Şimdi yine gel benimle, birlikte yürümeye devam edelim.
Savaşların savaşılarak kazanılmayacağını,
asıl zaferin ancak doğrudan ayrılmayınca kazanıldığını
Özge anlatsın sana,
Yaptığımız her şeyin evrende dönüp dolaşıp
bize nasıl geri geldiğini
Can’dan dinle,
Analiz edebileceğimiz kadar güçlü, sadeliğimiz kadar güzel,
Gerçekliğimizdeki samimiyet kadar essiz olduğumuzu
Bilge’de gör,
Kendi değerini başkalarının gözünden biçenlerin acısını
Duru'yla anla,
Ve Deniz’in düşüncelerinde tanış geleceğin insanıyla…
Gel benimle. Yolumuz uzun değil,
Nihayet sana gidiyoruz, bana… BİZ’e
Fi, Çi, Pi serisini bitirmiş bulunmaktayım. Kitabı neresinden tutayım anlatayım bilemedim. Akilah sisteme savaşını anlatmış ve bizde farkındalık yaratmaya çalışmış. Önce şunu söylemek isterim sevgili Akilah, ben çatlama cesaretini gösteren bir tohum olduğumu zaten düşünüyorum. İçinde bulunduğumuz sistemin ne derece içler acısı olduğunu, sadece güçlünün kazandığını, adaletin olmadığını, güçsüz olanın ezileceğini ve bunun gibi bir sürü şeyin zaten farkındayım. Ve bu yüzden çatlama cesaretini göstermiş bir tohum olduğum için okuduğuma pişmanım.
Çoktan farkındalığımı kazanmışım. Bildiğim şeyleri okumak gibiydi. “BİZ” demişsin biz olursak kazanırız. Ahh be Akilah kaç kişi “BİZ” olmaya cesaret eder. Neyse kitaba gelmek istiyorum. Zaten sistemin bokuna battığım ve bunun farkında olduğum için bildiğim şeyleri tekrar okumanın merakında değildim, yazarın canlandırdığı hayatlaraydı merakım. Kahramanları neler bekliyordu. Konu neydi ne oldu nereye gitti inanın bilmiyorum ama yazara sinirliyim.
Önce şunu söyleyeyim sayfa sayfa atlayarak bitirdim kitabı çünkü artık tahammül sınırlarımı aşmak üzereydim. Kahramanları kullanarak isyanını güzelce dile getirdin tamam da keşke okuduğumuz onca şeye rağmen kime ne oldu iyice anlayabilseydik. Sadık Murat Kolhan nereye gitti? Ne oldu ona. Duru’ya ne oldu? Bilgi ve Ali’den haber yok!

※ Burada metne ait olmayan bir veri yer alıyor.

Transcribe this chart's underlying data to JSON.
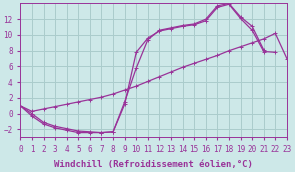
{
  "xlabel": "Windchill (Refroidissement éolien,°C)",
  "background_color": "#cde8e8",
  "line_color": "#993399",
  "grid_color": "#aacccc",
  "xlim": [
    0,
    23
  ],
  "ylim": [
    -3,
    14
  ],
  "xticks": [
    0,
    1,
    2,
    3,
    4,
    5,
    6,
    7,
    8,
    9,
    10,
    11,
    12,
    13,
    14,
    15,
    16,
    17,
    18,
    19,
    20,
    21,
    22,
    23
  ],
  "yticks": [
    -2,
    0,
    2,
    4,
    6,
    8,
    10,
    12
  ],
  "line1_x": [
    0,
    1,
    2,
    3,
    4,
    5,
    6,
    7,
    8,
    9,
    10,
    11,
    12,
    13,
    14,
    15,
    16,
    17,
    18,
    19,
    20,
    21,
    22,
    23
  ],
  "line1_y": [
    1.0,
    -0.3,
    -1.3,
    -1.8,
    -2.1,
    -2.4,
    -2.4,
    -2.4,
    -2.3,
    1.2,
    7.8,
    9.6,
    10.5,
    10.8,
    11.1,
    11.3,
    11.8,
    13.5,
    13.9,
    12.1,
    10.6,
    7.9,
    7.8,
    null
  ],
  "line2_x": [
    0,
    1,
    2,
    3,
    4,
    5,
    6,
    7,
    8,
    9,
    10,
    11,
    12,
    13,
    14,
    15,
    16,
    17,
    18,
    19,
    20,
    21,
    22,
    23
  ],
  "line2_y": [
    1.0,
    0.0,
    -1.1,
    -1.6,
    -1.9,
    -2.2,
    -2.3,
    -2.4,
    -2.3,
    1.5,
    5.8,
    9.4,
    10.6,
    10.9,
    11.2,
    11.4,
    12.0,
    13.7,
    14.0,
    12.3,
    11.1,
    8.1,
    null,
    null
  ],
  "line3_x": [
    0,
    1,
    2,
    3,
    4,
    5,
    6,
    7,
    8,
    9,
    10,
    11,
    12,
    13,
    14,
    15,
    16,
    17,
    18,
    19,
    20,
    21,
    22,
    23
  ],
  "line3_y": [
    1.0,
    0.3,
    0.6,
    0.9,
    1.2,
    1.5,
    1.8,
    2.1,
    2.5,
    3.0,
    3.5,
    4.1,
    4.7,
    5.3,
    5.9,
    6.4,
    6.9,
    7.4,
    8.0,
    8.5,
    9.0,
    9.5,
    10.2,
    7.0
  ],
  "xlabel_fontsize": 6.5,
  "tick_fontsize": 5.5
}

Özge nasıl tek başına sisteme ayak gerdi de en başa geçti. Deniz sofu oldu onu anladık da, ya Can Manay? Ona ne oldu, neden katil ilan edildi. Çiçek kimdi? Eti’yle ilişkisini yarım yamalak öğrendik neler yaşamışlardı? Umut kim? Ada öldü. Tamam, o zaten bunu hak ediyordu. Kendini o bataklığa sürükleyen yine kendiydi. Yani kime ne oldu, nereye gittiler, kim kimdi, hepten karıştı her şey, kitabı nereden tutarsam elimde kaldı anlayacağınız.
Seri bitti ama ne oldu anlamış değilim. Kafamda deli sorular. Aradığım yanıtları bilenler lütfen cevaplamamda yardımcı olsunlar. Sevgiler.